Os mecanismos de controle são etéreos, como o poder do novo capitalismo informacional, não mais dirigido para a produção, mas para a criação colaborativa do produto, a que deve ser acoplada uma “alma”, elaborada cuidadosamente pelo marketing, o instrumento de controle social atual. O poder do controle é contínuo mas de rotação rápida, como os saldos devedores dos cartões de crédito do indivíduo pós-moderno, acorrentado agora não mais a espaços de confinamento, mas a suas dívidas, que se sobrepõem umas às outras.

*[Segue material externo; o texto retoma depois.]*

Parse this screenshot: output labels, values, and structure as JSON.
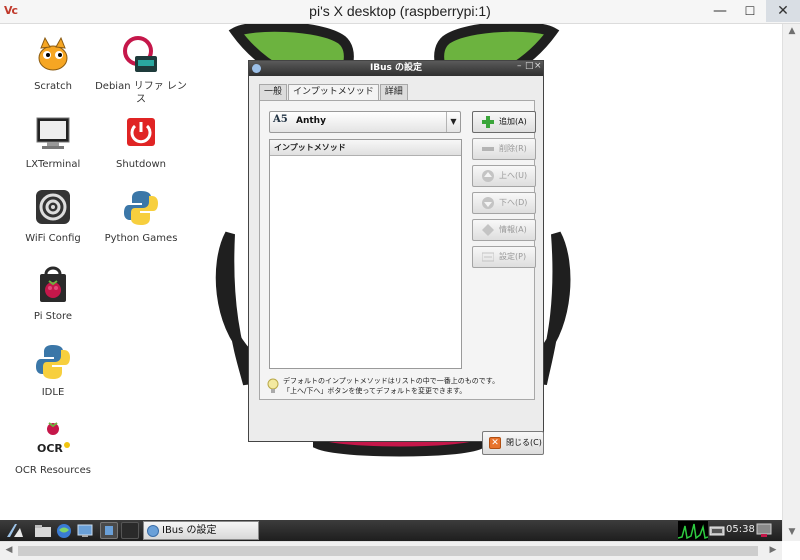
{
  "window": {
    "title": "pi's X desktop (raspberrypi:1)",
    "app_logo_text": "Vc",
    "minimize_glyph": "—",
    "maximize_glyph": "☐",
    "close_glyph": "✕"
  },
  "desktop": {
    "icons": [
      {
        "label": "Scratch"
      },
      {
        "label": "Debian リファ レンス"
      },
      {
        "label": "LXTerminal"
      },
      {
        "label": "Shutdown"
      },
      {
        "label": "WiFi Config"
      },
      {
        "label": "Python Games"
      },
      {
        "label": "Pi Store"
      },
      {
        "label": "IDLE"
      },
      {
        "label": "OCR Resources"
      }
    ]
  },
  "taskbar": {
    "task_label": "IBus の設定",
    "clock": "05:38"
  },
  "dialog": {
    "title": "IBus の設定",
    "tabs": [
      "一般",
      "インプットメソッド",
      "詳細"
    ],
    "active_tab": 1,
    "engine_combo": {
      "value": "Anthy",
      "icon_text": "A5"
    },
    "list_header": "インプットメソッド",
    "buttons": {
      "add": "追加(A)",
      "remove": "削除(R)",
      "up": "上へ(U)",
      "down": "下へ(D)",
      "info": "情報(A)",
      "settings": "設定(P)"
    },
    "hint_line1": "デフォルトのインプットメソッドはリストの中で一番上のものです。",
    "hint_line2": "「上へ/下へ」ボタンを使ってデフォルトを変更できます。",
    "close_button": "閉じる(C)",
    "close_icon_glyph": "✕"
  },
  "colors": {
    "raspberry_red": "#c5174a",
    "leaf_green": "#6cb33f",
    "add_icon": "#3aa53a"
  }
}
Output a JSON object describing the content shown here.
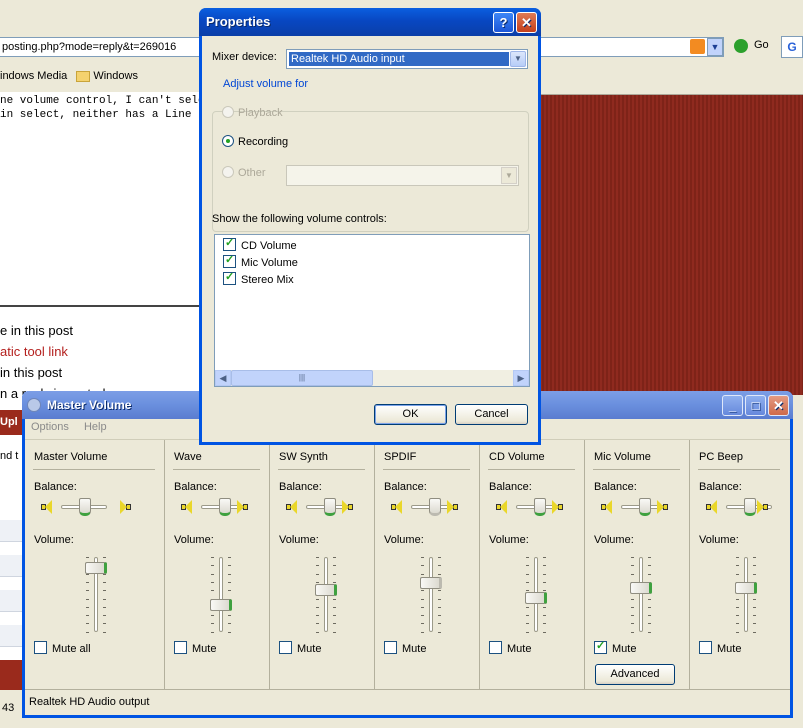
{
  "browser": {
    "address": "posting.php?mode=reply&t=269016",
    "go_label": "Go",
    "links": [
      "indows Media",
      "Windows"
    ],
    "editor_lines": [
      "ne volume control, I can't select the",
      "in select, neither has a Line In sect"
    ],
    "options": [
      {
        "text": "e in this post",
        "red": false
      },
      {
        "text": "atic tool link",
        "red": true
      },
      {
        "text": "in this post",
        "red": false
      },
      {
        "text": "n a reply is posted",
        "red": false
      }
    ],
    "side_label": "Upl",
    "side_text": "nd t",
    "status_text": "43"
  },
  "properties": {
    "title": "Properties",
    "mixer_label": "Mixer device:",
    "mixer_value": "Realtek HD Audio input",
    "group_label": "Adjust volume for",
    "radio_playback": "Playback",
    "radio_recording": "Recording",
    "radio_other": "Other",
    "selected_radio": "Recording",
    "show_label": "Show the following volume controls:",
    "controls": [
      {
        "label": "CD Volume",
        "checked": true
      },
      {
        "label": "Mic Volume",
        "checked": true
      },
      {
        "label": "Stereo Mix",
        "checked": true
      }
    ],
    "ok_label": "OK",
    "cancel_label": "Cancel"
  },
  "master": {
    "title": "Master Volume",
    "menu": [
      "Options",
      "Help"
    ],
    "balance_label": "Balance:",
    "volume_label": "Volume:",
    "mute_label": "Mute",
    "mute_all_label": "Mute all",
    "advanced_label": "Advanced",
    "status": "Realtek HD Audio output",
    "channels": [
      {
        "name": "Master Volume",
        "volume": 0.92,
        "muted": false,
        "active": true
      },
      {
        "name": "Wave",
        "volume": 0.38,
        "muted": false,
        "active": true
      },
      {
        "name": "SW Synth",
        "volume": 0.6,
        "muted": false,
        "active": true
      },
      {
        "name": "SPDIF",
        "volume": 0.7,
        "muted": false,
        "active": false
      },
      {
        "name": "CD Volume",
        "volume": 0.48,
        "muted": false,
        "active": true
      },
      {
        "name": "Mic Volume",
        "volume": 0.63,
        "muted": true,
        "active": true
      },
      {
        "name": "PC Beep",
        "volume": 0.63,
        "muted": false,
        "active": true
      }
    ]
  },
  "colors": {
    "title_active": "#0a54e0",
    "title_inactive": "#7c9ee6",
    "slider_accent": "#3fa13f",
    "selection": "#316ac5",
    "forum_red": "#8f2a1f"
  }
}
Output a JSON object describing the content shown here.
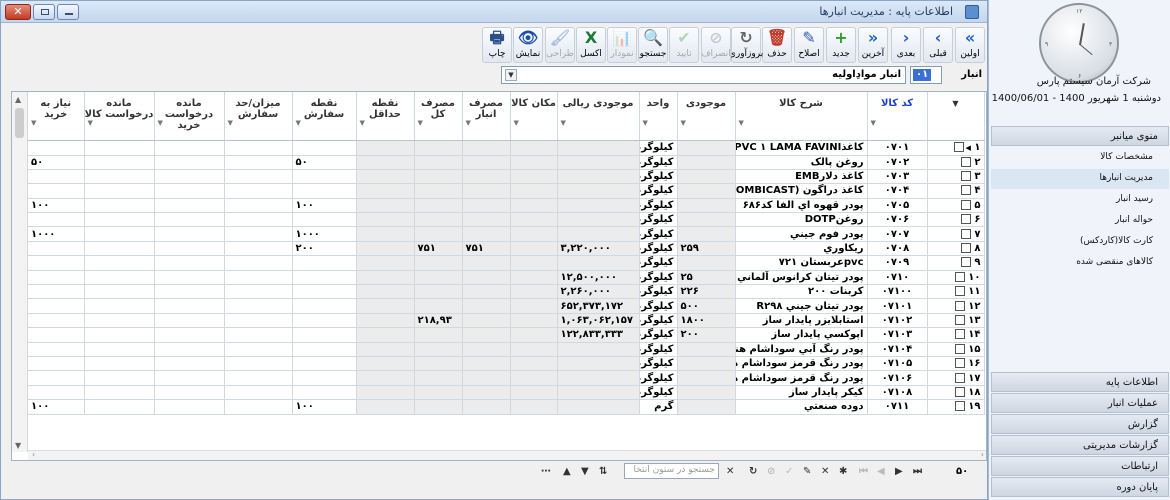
{
  "window": {
    "title": "اطلاعات پایه : مدیریت انبارها"
  },
  "toolbar": [
    {
      "label": "اولین",
      "icon": "first-icon",
      "glyph": "«",
      "enabled": true
    },
    {
      "label": "قبلی",
      "icon": "prev-icon",
      "glyph": "‹",
      "enabled": true
    },
    {
      "label": "بعدی",
      "icon": "next-icon",
      "glyph": "›",
      "enabled": true
    },
    {
      "label": "آخرین",
      "icon": "last-icon",
      "glyph": "»",
      "enabled": true
    },
    {
      "label": "جدید",
      "icon": "plus-icon",
      "glyph": "+",
      "enabled": true
    },
    {
      "label": "اصلاح",
      "icon": "pencil-icon",
      "glyph": "✎",
      "enabled": true
    },
    {
      "label": "حذف",
      "icon": "trash-icon",
      "glyph": "🗑",
      "enabled": true
    },
    {
      "label": "بروزآوری",
      "icon": "refresh-icon",
      "glyph": "↻",
      "enabled": true
    },
    {
      "label": "انصراف",
      "icon": "cancel-icon",
      "glyph": "⊘",
      "enabled": false
    },
    {
      "label": "تایید",
      "icon": "check-icon",
      "glyph": "✔",
      "enabled": false
    },
    {
      "label": "جستجو",
      "icon": "search-icon",
      "glyph": "🔍",
      "enabled": true
    },
    {
      "label": "نمودار",
      "icon": "chart-icon",
      "glyph": "📊",
      "enabled": false
    },
    {
      "label": "اکسل",
      "icon": "excel-icon",
      "glyph": "X",
      "enabled": true
    },
    {
      "label": "طراحی",
      "icon": "brush-icon",
      "glyph": "🖌",
      "enabled": false
    },
    {
      "label": "نمایش",
      "icon": "eye-icon",
      "glyph": "👁",
      "enabled": true
    },
    {
      "label": "چاپ",
      "icon": "printer-icon",
      "glyph": "🖶",
      "enabled": true
    }
  ],
  "warehouse": {
    "label": "انبار",
    "code": "۰۱",
    "name": "انبار موادِاولیه"
  },
  "table": {
    "columns": [
      "کد کالا",
      "شرح کالا",
      "موجودی",
      "واحد",
      "موجودی ریالی",
      "مکان کالا",
      "مصرف انبار",
      "مصرف کل",
      "نقطه حداقل",
      "نقطه سفارش",
      "میزان/حد سفارش",
      "مانده درخواست خرید",
      "مانده درخواست کالا",
      "نیاز به خرید"
    ],
    "rows": [
      {
        "n": "۱",
        "code": "۰۷۰۱",
        "desc": "کاغذPVC ۱ LAMA FAVINI",
        "qty": "",
        "unit": "کیلوگرم",
        "rial": "",
        "loc": "",
        "use_wh": "",
        "use_all": "",
        "min": "",
        "order_pt": "",
        "order_lim": "",
        "rem_buy": "",
        "rem_item": "",
        "need": ""
      },
      {
        "n": "۲",
        "code": "۰۷۰۲",
        "desc": "روغن پالک",
        "qty": "",
        "unit": "کیلوگرم",
        "rial": "",
        "loc": "",
        "use_wh": "",
        "use_all": "",
        "min": "",
        "order_pt": "۵۰",
        "order_lim": "",
        "rem_buy": "",
        "rem_item": "",
        "need": "۵۰"
      },
      {
        "n": "۳",
        "code": "۰۷۰۳",
        "desc": "کاغذ دلارEMB",
        "qty": "",
        "unit": "کیلوگرم",
        "rial": "",
        "loc": "",
        "use_wh": "",
        "use_all": "",
        "min": "",
        "order_pt": "",
        "order_lim": "",
        "rem_buy": "",
        "rem_item": "",
        "need": ""
      },
      {
        "n": "۴",
        "code": "۰۷۰۴",
        "desc": "کاغذ دراگون (COMBICAST)",
        "qty": "",
        "unit": "کیلوگرم",
        "rial": "",
        "loc": "",
        "use_wh": "",
        "use_all": "",
        "min": "",
        "order_pt": "",
        "order_lim": "",
        "rem_buy": "",
        "rem_item": "",
        "need": ""
      },
      {
        "n": "۵",
        "code": "۰۷۰۵",
        "desc": "پودر قهوه اي الفا كد۶۸۶",
        "qty": "",
        "unit": "کیلوگرم",
        "rial": "",
        "loc": "",
        "use_wh": "",
        "use_all": "",
        "min": "",
        "order_pt": "۱۰۰",
        "order_lim": "",
        "rem_buy": "",
        "rem_item": "",
        "need": "۱۰۰"
      },
      {
        "n": "۶",
        "code": "۰۷۰۶",
        "desc": "روغنDOTP",
        "qty": "",
        "unit": "کیلوگرم",
        "rial": "",
        "loc": "",
        "use_wh": "",
        "use_all": "",
        "min": "",
        "order_pt": "",
        "order_lim": "",
        "rem_buy": "",
        "rem_item": "",
        "need": ""
      },
      {
        "n": "۷",
        "code": "۰۷۰۷",
        "desc": "پودر فوم جيني",
        "qty": "",
        "unit": "کیلوگرم",
        "rial": "",
        "loc": "",
        "use_wh": "",
        "use_all": "",
        "min": "",
        "order_pt": "۱۰۰۰",
        "order_lim": "",
        "rem_buy": "",
        "rem_item": "",
        "need": "۱۰۰۰"
      },
      {
        "n": "۸",
        "code": "۰۷۰۸",
        "desc": "ريكاوري",
        "qty": "۲۵۹",
        "unit": "کیلوگرم",
        "rial": "۳,۲۲۰,۰۰۰",
        "loc": "",
        "use_wh": "۷۵۱",
        "use_all": "۷۵۱",
        "min": "",
        "order_pt": "۲۰۰",
        "order_lim": "",
        "rem_buy": "",
        "rem_item": "",
        "need": ""
      },
      {
        "n": "۹",
        "code": "۰۷۰۹",
        "desc": "pvcعربستان ۷۲۱",
        "qty": "",
        "unit": "کیلوگرم",
        "rial": "",
        "loc": "",
        "use_wh": "",
        "use_all": "",
        "min": "",
        "order_pt": "",
        "order_lim": "",
        "rem_buy": "",
        "rem_item": "",
        "need": ""
      },
      {
        "n": "۱۰",
        "code": "۰۷۱۰",
        "desc": "پودر تيتان كرانوس آلماني",
        "qty": "۲۵",
        "unit": "کیلوگرم",
        "rial": "۱۲,۵۰۰,۰۰۰",
        "loc": "",
        "use_wh": "",
        "use_all": "",
        "min": "",
        "order_pt": "",
        "order_lim": "",
        "rem_buy": "",
        "rem_item": "",
        "need": ""
      },
      {
        "n": "۱۱",
        "code": "۰۷۱۰۰",
        "desc": "كربنات ۲۰۰",
        "qty": "۲۲۶",
        "unit": "کیلوگرم",
        "rial": "۲,۲۶۰,۰۰۰",
        "loc": "",
        "use_wh": "",
        "use_all": "",
        "min": "",
        "order_pt": "",
        "order_lim": "",
        "rem_buy": "",
        "rem_item": "",
        "need": ""
      },
      {
        "n": "۱۲",
        "code": "۰۷۱۰۱",
        "desc": "پودر تيتان جيني   R۲۹۸",
        "qty": "۵۰۰",
        "unit": "کیلوگرم",
        "rial": "۶۵۲,۳۷۳,۱۷۲",
        "loc": "",
        "use_wh": "",
        "use_all": "",
        "min": "",
        "order_pt": "",
        "order_lim": "",
        "rem_buy": "",
        "rem_item": "",
        "need": ""
      },
      {
        "n": "۱۳",
        "code": "۰۷۱۰۲",
        "desc": "استابلايزر پايدار ساز",
        "qty": "۱۸۰۰",
        "unit": "کیلوگرم",
        "rial": "۱,۰۶۳,۰۶۲,۱۵۷",
        "loc": "",
        "use_wh": "",
        "use_all": "۲۱۸,۹۳",
        "min": "",
        "order_pt": "",
        "order_lim": "",
        "rem_buy": "",
        "rem_item": "",
        "need": ""
      },
      {
        "n": "۱۴",
        "code": "۰۷۱۰۳",
        "desc": "اپوكسي پايدار ساز",
        "qty": "۲۰۰",
        "unit": "کیلوگرم",
        "rial": "۱۲۲,۸۳۳,۳۳۳",
        "loc": "",
        "use_wh": "",
        "use_all": "",
        "min": "",
        "order_pt": "",
        "order_lim": "",
        "rem_buy": "",
        "rem_item": "",
        "need": ""
      },
      {
        "n": "۱۵",
        "code": "۰۷۱۰۴",
        "desc": "پودر رنگ آبي سوداشام هند",
        "qty": "",
        "unit": "کیلوگرم",
        "rial": "",
        "loc": "",
        "use_wh": "",
        "use_all": "",
        "min": "",
        "order_pt": "",
        "order_lim": "",
        "rem_buy": "",
        "rem_item": "",
        "need": ""
      },
      {
        "n": "۱۶",
        "code": "۰۷۱۰۵",
        "desc": "پودر رنگ قرمز سوداشام هند",
        "qty": "",
        "unit": "کیلوگرم",
        "rial": "",
        "loc": "",
        "use_wh": "",
        "use_all": "",
        "min": "",
        "order_pt": "",
        "order_lim": "",
        "rem_buy": "",
        "rem_item": "",
        "need": ""
      },
      {
        "n": "۱۷",
        "code": "۰۷۱۰۶",
        "desc": "پودر رنگ قرمز سوداشام هند",
        "qty": "",
        "unit": "کیلوگرم",
        "rial": "",
        "loc": "",
        "use_wh": "",
        "use_all": "",
        "min": "",
        "order_pt": "",
        "order_lim": "",
        "rem_buy": "",
        "rem_item": "",
        "need": ""
      },
      {
        "n": "۱۸",
        "code": "۰۷۱۰۸",
        "desc": "كيكر پايدار ساز",
        "qty": "",
        "unit": "کیلوگرم",
        "rial": "",
        "loc": "",
        "use_wh": "",
        "use_all": "",
        "min": "",
        "order_pt": "",
        "order_lim": "",
        "rem_buy": "",
        "rem_item": "",
        "need": ""
      },
      {
        "n": "۱۹",
        "code": "۰۷۱۱",
        "desc": "دوده صنعتي",
        "qty": "",
        "unit": "گرم",
        "rial": "",
        "loc": "",
        "use_wh": "",
        "use_all": "",
        "min": "",
        "order_pt": "۱۰۰",
        "order_lim": "",
        "rem_buy": "",
        "rem_item": "",
        "need": "۱۰۰"
      }
    ]
  },
  "navigator": {
    "search_placeholder": "جستجو در ستون انتخا",
    "record_count": "۵۰"
  },
  "side": {
    "company": "شرکت آرمان سیستم پارس",
    "date": "دوشنبه 1 شهریور 1400 - 1400/06/01",
    "clock_numerals": [
      "۱۲",
      "۳",
      "۶",
      "۹"
    ],
    "menu_title": "منوی میانبر",
    "menu_items": [
      "مشخصات کالا",
      "مدیریت انبارها",
      "رسید انبار",
      "حواله انبار",
      "کارت کالا(کاردکس)",
      "کالاهای منقضی شده"
    ],
    "selected_item": "مدیریت انبارها",
    "bottom_menus": [
      "اطلاعات پایه",
      "عملیات انبار",
      "گزارش",
      "گزارشات مدیریتی",
      "ارتباطات",
      "پایان دوره"
    ]
  }
}
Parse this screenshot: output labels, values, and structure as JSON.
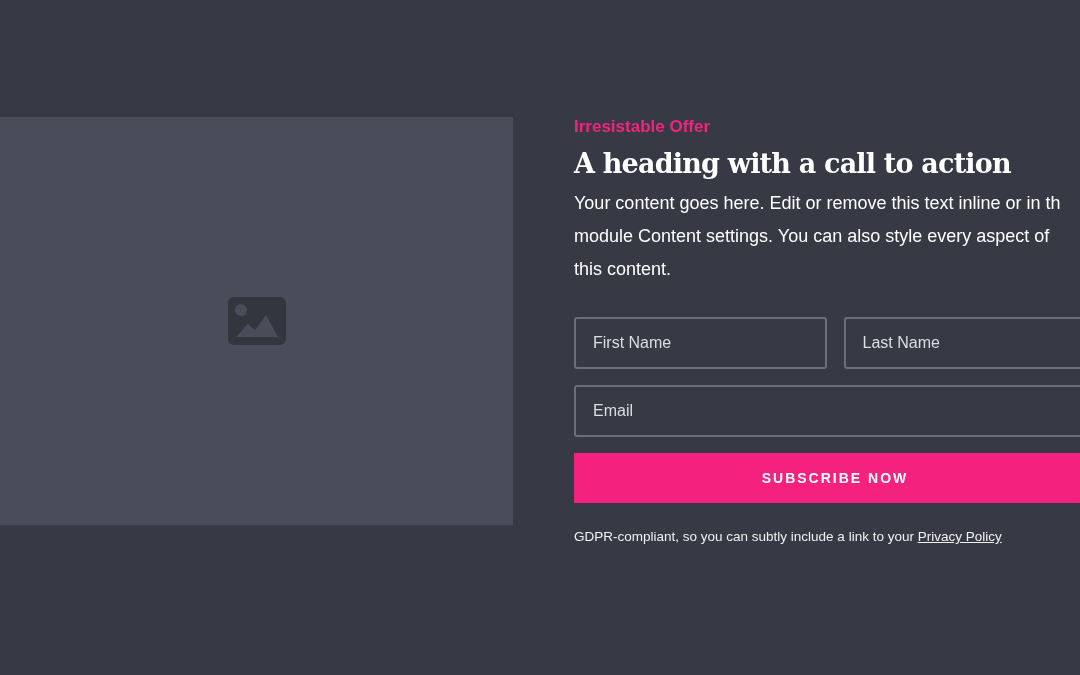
{
  "eyebrow": "Irresistable Offer",
  "heading": "A heading with a call to action",
  "body_lines": [
    "Your content goes here. Edit or remove this text inline or in th",
    "module Content settings. You can also style every aspect of",
    "this content."
  ],
  "form": {
    "rows": [
      [
        {
          "placeholder": "First Name"
        },
        {
          "placeholder": "Last Name"
        }
      ],
      [
        {
          "placeholder": "Email"
        }
      ]
    ],
    "button": "SUBSCRIBE NOW"
  },
  "note": {
    "text": "GDPR-compliant, so you can subtly include a link to your ",
    "link": "Privacy Policy"
  }
}
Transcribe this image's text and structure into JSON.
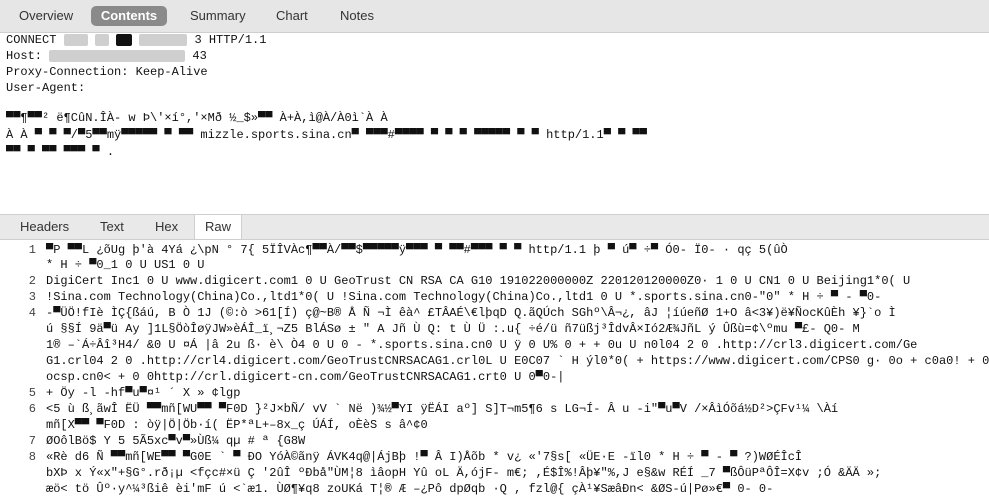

O biopoder é uma técnica de poder que extrapola o homem-corpo, intentando reger o homem-espécie. Assim, descobre um novo protagonista a quem controlar, a população, um corpo múltiplo e numerável. Medições estatísticas quanto à natalidade ou à longevidade, assim como políticas intervencionistas nesses fenômenos, introdução de uma medicina preventiva e educativa que visa à higiene pública e ao controle de epidemias, criação de sistemas de assistência à velhice ou a situações de acidentes que tiram o trabalhador do circuito do trabalho, a preocupação com a qualidade de vida nas cidades são, entre outros, instrumentos sutis de controle da biopolítica, focados na redução de baixas de energia, na racionalização de custos econômicos, na preservação do tempo dedicado ao trabalho e à produção. O controle deve ser feito sobre os fenômenos coletivos, ou seja, só válidos e relevantes no nível da massa, sem perder de vista os mesmos objetivos da sociedade disciplinar: maximizar forças e extraí-las, atingindo, agora, um nível de regularidade e equilíbrio globais. Por isso, se instala mais comodamente

na sociedade de controle, na medida em que quer atingir a massa global, nos processos próprios da vida, como nascimento e morte.

Como precisa fluir, ondular como uma serpente (na comparação de Deleuze) por entre todos os níveis das relações humanas, o biopoder centra sua estratégia no desenvolvimento tecnológico – Negri e Hardt (2001) defendem que o poder agora é também exercido diretamente no cérebro das pessoas, por meio maquínico – que vai desembocar na troca de informações acelerada pela estrutura fluida e sem fronteiras territoriais das redes. Assim o jogo de “dentro” e “fora” do molde disciplinar dá lugar ao hibridismo de saberes, interesses, conhecimentos, culturas, pensamentos, ciências no fluxo incessante das redes. Na sociedade biopolítica, todos estão “dentro”.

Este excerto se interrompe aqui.